The development of the system, coordinated by Fiocruz researcher Manoel Barral-Netto, has been carried out in collaboration with public health and research managers and partner institutions, nourishing the ÆSOP with perspectives that go beyond the scope of research and seeking to implement improvements to the interactive and user-friendly dashboard for health managers. In Brazil, the ÆSOP system will be used by the Ministry of Health, which will be responsible for using it and issuing alerts to municipal and state health surveillance managers.
The ÆSOP project aims to meet future data sharing needs for surveillance. Thus, it contributes to a federated epidemiological surveillance system with the necessary tools and an open environment for cooperation, and can further support the model's flexibility to adapt to contexts and help identify specific diseases and associations, such as dengue.
The ÆSOP is a project that aims to develop an Alert-Early System of Outbreaks with Pandemic Potential. For this, three important bases are established: innovation, optimization and anticipation. The ÆSOP will use digital health data collected from different sources to provide an operational system for health authorities at national and local levels, anticipating responses when a possible infectious disease outbreak is identified. Initially, the system will be developed to monitor acute respiratory syndromes, and will later be expanded to include the detection of other syndromes relevant to public health and with epidemic potential. Find out more about the project on the ÆSOP website.

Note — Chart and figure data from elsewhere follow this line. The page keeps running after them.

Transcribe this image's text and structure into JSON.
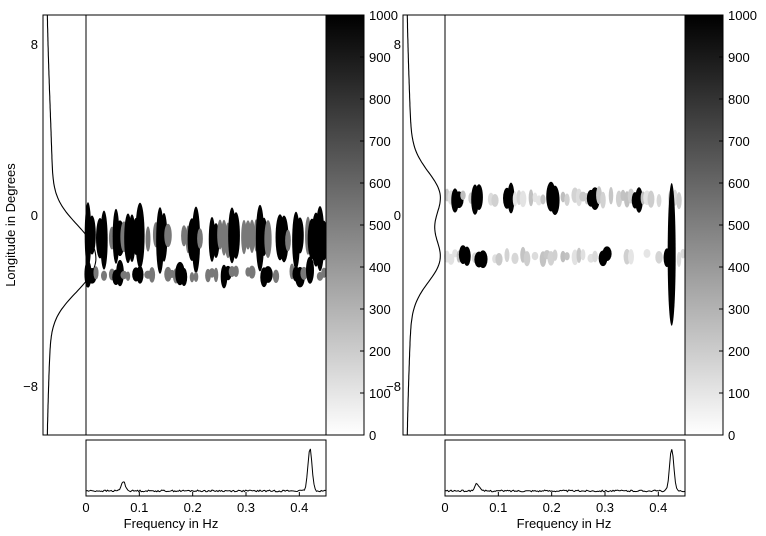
{
  "chart_data": [
    {
      "type": "heatmap",
      "panel": "left",
      "xlabel": "Frequency in Hz",
      "ylabel": "Longitude in Degrees",
      "xlim": [
        0,
        0.45
      ],
      "ylim": [
        -10,
        10
      ],
      "xticks": [
        "0",
        "0.1",
        "0.2",
        "0.3",
        "0.4"
      ],
      "yticks": [
        "8",
        "0",
        "−8"
      ],
      "colorbar": {
        "range": [
          0,
          1000
        ],
        "ticks": [
          "0",
          "100",
          "200",
          "300",
          "400",
          "500",
          "600",
          "700",
          "800",
          "900",
          "1000"
        ]
      },
      "bands": [
        {
          "lat": -0.6,
          "spread": 0.85,
          "dark": [
            0.01,
            0.03,
            0.06,
            0.08,
            0.095,
            0.14,
            0.2,
            0.24,
            0.28,
            0.33,
            0.37,
            0.4,
            0.43,
            0.445
          ]
        },
        {
          "lat": -2.35,
          "spread": 0.35,
          "dark": [
            0.01,
            0.06,
            0.1,
            0.18,
            0.26,
            0.34,
            0.4
          ]
        }
      ],
      "spike": {
        "x": 0.42,
        "lat": [
          -1.5,
          -2.8
        ]
      },
      "side_profile": {
        "peaks_lat": [
          -0.8,
          -2.4
        ],
        "scale": 1.0
      },
      "bottom_spectrum": {
        "peaks_x": [
          0.07,
          0.42
        ],
        "peak_height": [
          0.22,
          1.0
        ]
      }
    },
    {
      "type": "heatmap",
      "panel": "right",
      "xlabel": "Frequency in Hz",
      "xlim": [
        0,
        0.45
      ],
      "ylim": [
        -10,
        10
      ],
      "xticks": [
        "0",
        "0.1",
        "0.2",
        "0.3",
        "0.4"
      ],
      "yticks": [
        "8",
        "0",
        "−8"
      ],
      "colorbar": {
        "range": [
          0,
          1000
        ],
        "ticks": [
          "0",
          "100",
          "200",
          "300",
          "400",
          "500",
          "600",
          "700",
          "800",
          "900",
          "1000"
        ]
      },
      "bands": [
        {
          "lat": 1.3,
          "spread": 0.4,
          "dark": [
            0.02,
            0.06,
            0.12,
            0.2,
            0.28,
            0.36
          ]
        },
        {
          "lat": -1.5,
          "spread": 0.35,
          "dark": [
            0.04,
            0.07,
            0.3,
            0.42
          ]
        }
      ],
      "spike": {
        "x": 0.425,
        "lat": [
          2.0,
          -4.8
        ]
      },
      "side_profile": {
        "peaks_lat": [
          1.4,
          -1.6
        ],
        "scale": 1.0
      },
      "bottom_spectrum": {
        "peaks_x": [
          0.06,
          0.425
        ],
        "peak_height": [
          0.18,
          1.0
        ]
      }
    }
  ]
}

The Center for Data and Knowledge Integration for Health conducts studies and research based on interdisciplinary projects derived from the linking of large volumes of data to broaden the understanding of social and environmental determinants and policies affecting the health of the population. Through complex technologies, such as high computing capacity and Information Security solutions, international intellectual partnerships.

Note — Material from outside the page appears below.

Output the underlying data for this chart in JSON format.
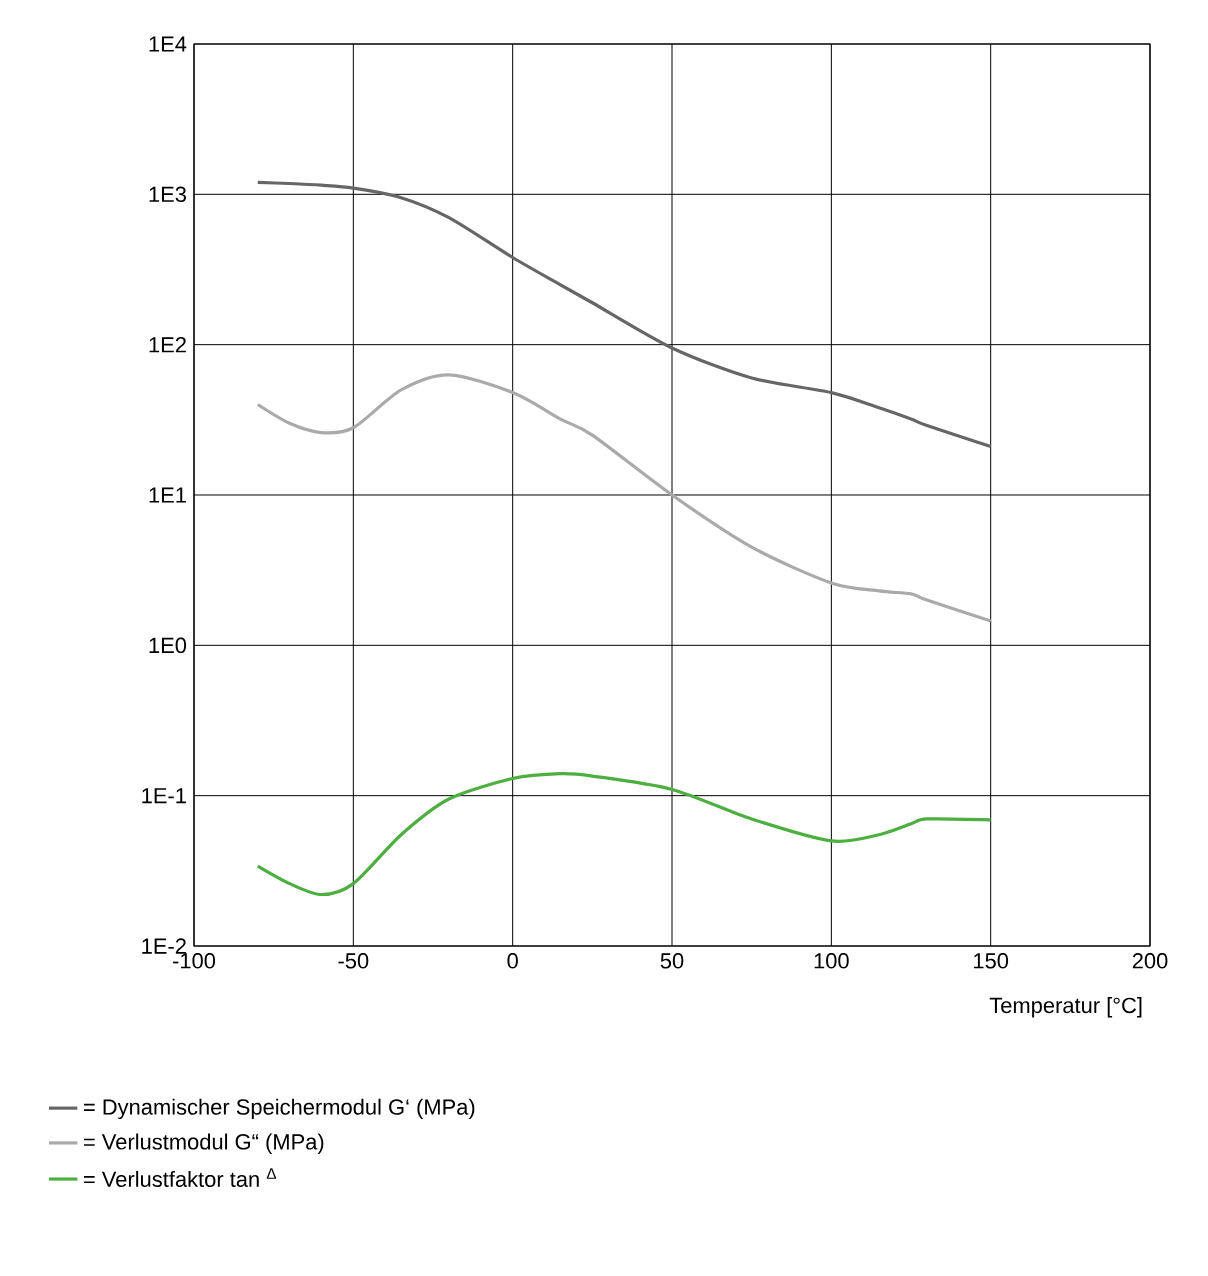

The Center has already produced meaningful knowledge published in hundreds of articles. It also participated in the debate and construction of an article on the General Data Protection Law (LGPD) aimed at public health studies, and has the largest cohort in the world: the Cohort of 100 Million Brazilians, which links data from social programs with other health bases for evaluations of the impact of social policies on infant mortality, suicides, cardiovascular diseases, infectious diseases, Primary Health Care, spatial segregation, material deprivation, among other outcomes associated with social determinants of health.